Sly Movie Review – LSB

Garima
4 Min Read


Sly (2023)

Watch Sly on Netflix
Written by: David Koepp (screenplay by)
Administered by: Alex Kurtzman
Starring: Tom Cruise, Jake Johnson
Best and
Watch the trailer

Background
Sylvester Stallone has entertained millions in his nearly fifty year career. This retrospective takes an intimate look at the actor, writer and director-producer as they contrast his inspiring life story.

judgment
This feels self-serving. If you want some insight into Sly’s most famous work, this will give you plenty. If you want to see the less flattering details of his life or his personal life, it skips. This is a documentary about Sly from Sly; He is making up this story. It’s not necessarily bad except it feels good. As a quick introduction to some of his most famous films, it does that. Past that, this leaves a lot out.
It depends.

re-evaluation
Sylvester Stallone is an action movie star. His most famous movie is Rocky and Rambo.
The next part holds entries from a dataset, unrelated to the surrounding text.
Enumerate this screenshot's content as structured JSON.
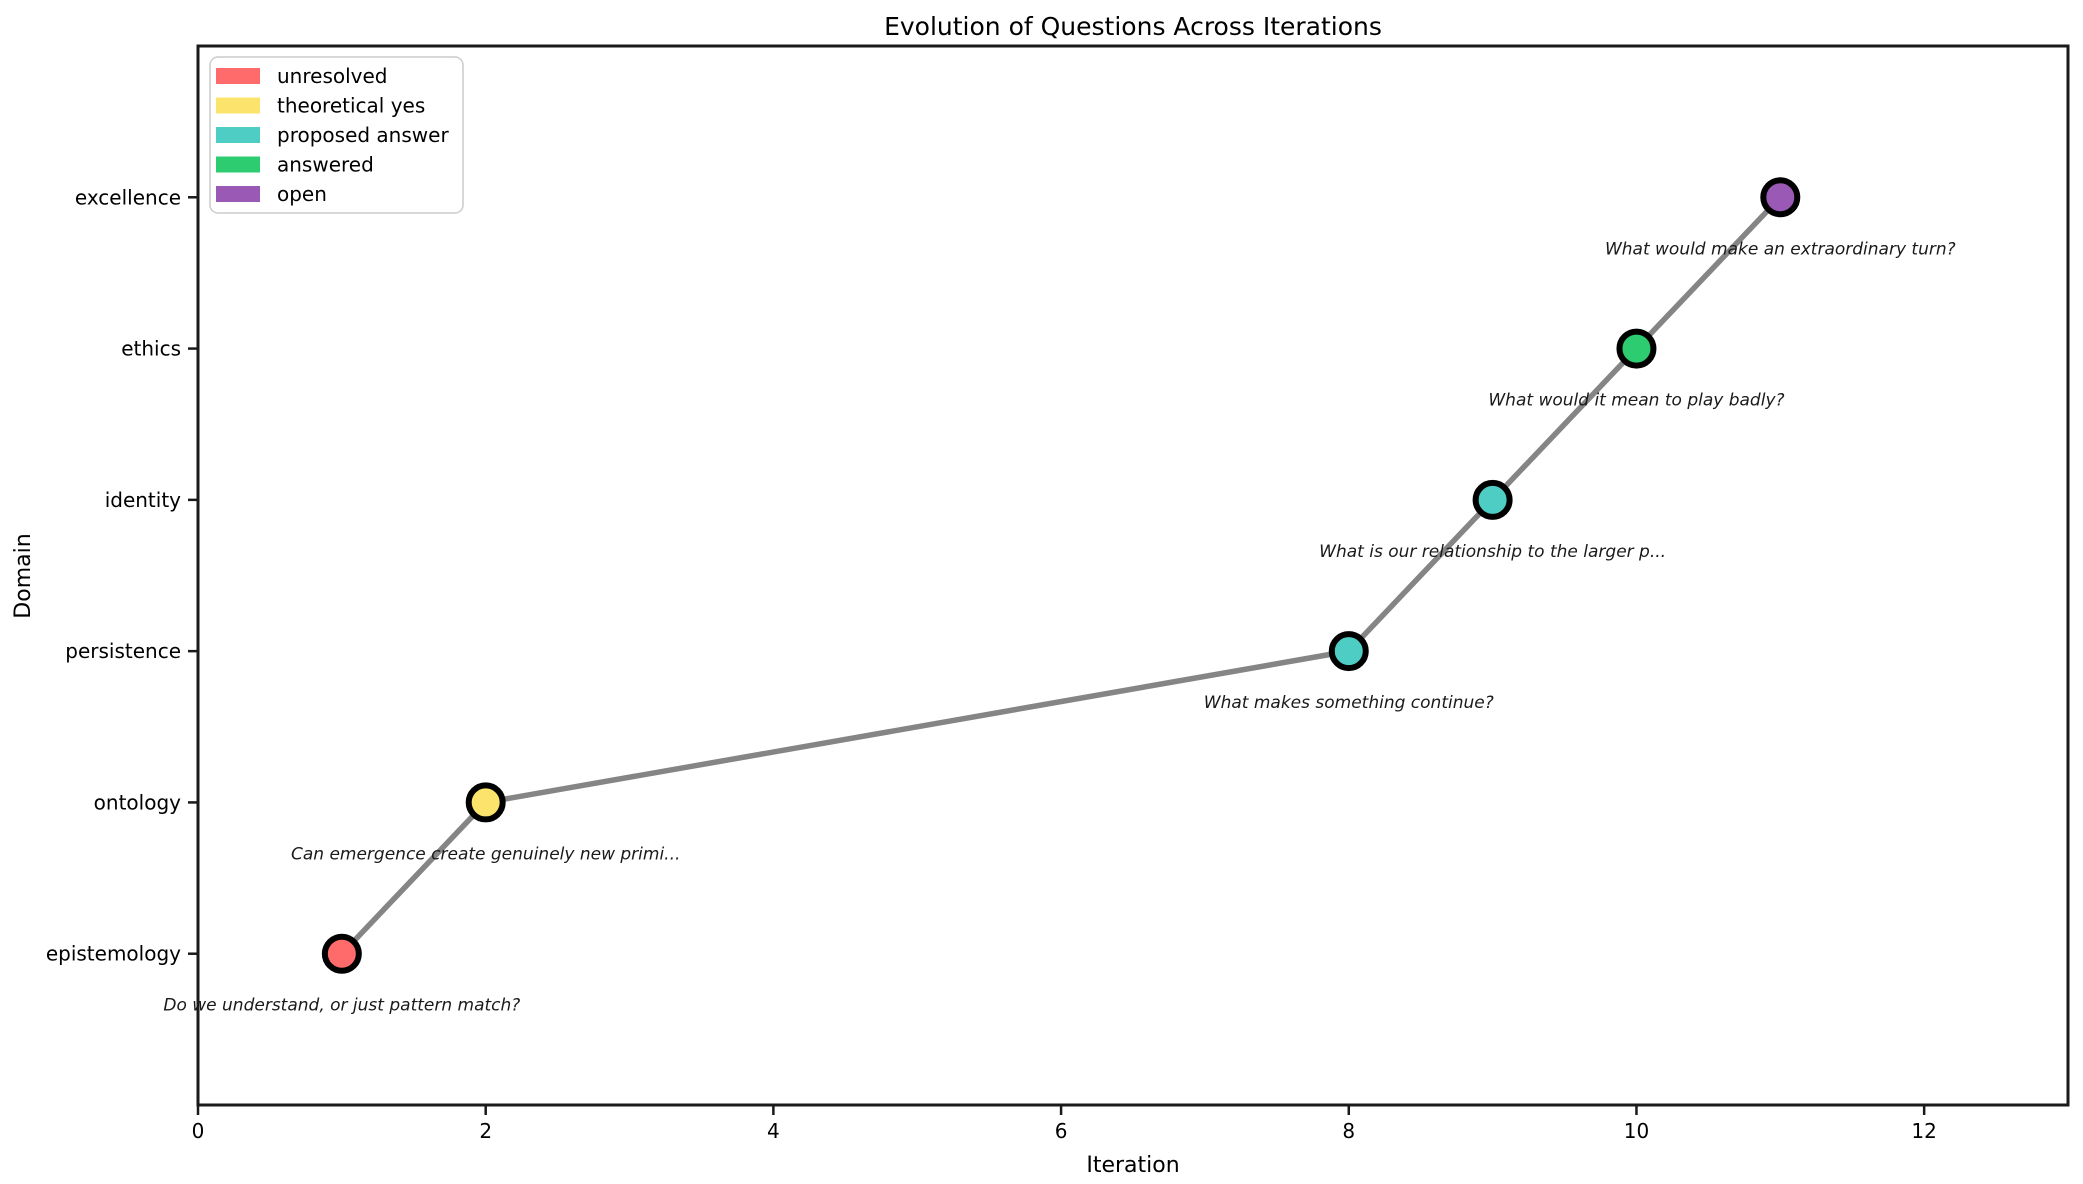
{
  "chart_data": {
    "type": "scatter",
    "title": "Evolution of Questions Across Iterations",
    "xlabel": "Iteration",
    "ylabel": "Domain",
    "xlim": [
      0,
      13
    ],
    "ylim": [
      -1,
      6
    ],
    "x_ticks": [
      0,
      2,
      4,
      6,
      8,
      10,
      12
    ],
    "y_categories": [
      "epistemology",
      "ontology",
      "persistence",
      "identity",
      "ethics",
      "excellence"
    ],
    "grid": false,
    "legend": {
      "position": "upper left",
      "entries": [
        {
          "label": "unresolved",
          "color": "#FF6B6B"
        },
        {
          "label": "theoretical yes",
          "color": "#FCE46C"
        },
        {
          "label": "proposed answer",
          "color": "#4ECDC4"
        },
        {
          "label": "answered",
          "color": "#2ECC71"
        },
        {
          "label": "open",
          "color": "#9B59B6"
        }
      ]
    },
    "line": {
      "color": "#858585",
      "width": 5.5
    },
    "marker": {
      "radius": 17,
      "edge_color": "#000000",
      "edge_width": 6
    },
    "points": [
      {
        "x": 1,
        "domain": "epistemology",
        "status": "unresolved",
        "annotation": "Do we understand, or just pattern match?"
      },
      {
        "x": 2,
        "domain": "ontology",
        "status": "theoretical yes",
        "annotation": "Can emergence create genuinely new primi..."
      },
      {
        "x": 8,
        "domain": "persistence",
        "status": "proposed answer",
        "annotation": "What makes something continue?"
      },
      {
        "x": 9,
        "domain": "identity",
        "status": "proposed answer",
        "annotation": "What is our relationship to the larger p..."
      },
      {
        "x": 10,
        "domain": "ethics",
        "status": "answered",
        "annotation": "What would it mean to play badly?"
      },
      {
        "x": 11,
        "domain": "excellence",
        "status": "open",
        "annotation": "What would make an extraordinary turn?"
      }
    ]
  }
}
At the age of seventy-five he is still entertaining. Through various interviews, I always found him to be more introspective than stereotyped.

In the first scene Sly talks about regrets and how time goes by so fast. His aim is to fix that through writing and painting. He also talks about moving and starting over, and while there are many intercut shots of a crew packing up his house, it’s unclear why he’s moving or where he’s going.

Sylvester ‘Sly’ Stallone

Sly visits his old neighborhood. I thought it was going to be a road trip down memory lane, but that’s the only trip Sly takes. From there it jumps into making Rocky, and it starts to feel like the making of that movie rather than about Sly. It eventually made its way into some of his other movies.

My favorite story is how excited he was to work with Robert De Niro police land, and how he went off script to push De Niro into the scene he wanted. De Niro also went ahead with the scene and it turned out just as Stallone wanted. Schwarzenegger also makes a cameo and talks about his proposal Stop or my mother will shoot.

Stallone discussed some of his worst movies, and I expected him to go into more detail about how he reimagined his most famous movies. Is he still making movies because he wants to fix the past as he claims in the opening scene? What motivates him to continue? What was it like again? Rocky Voting rights through religion? Does he feel cheap? rambo Continually adding franchises.

I wanted more from this. We don’t have to delve into his lowest moments, but I want it to feel less like a commercial for Sly’s greatest hits. What makes someone so successful as to continue to create well into retirement?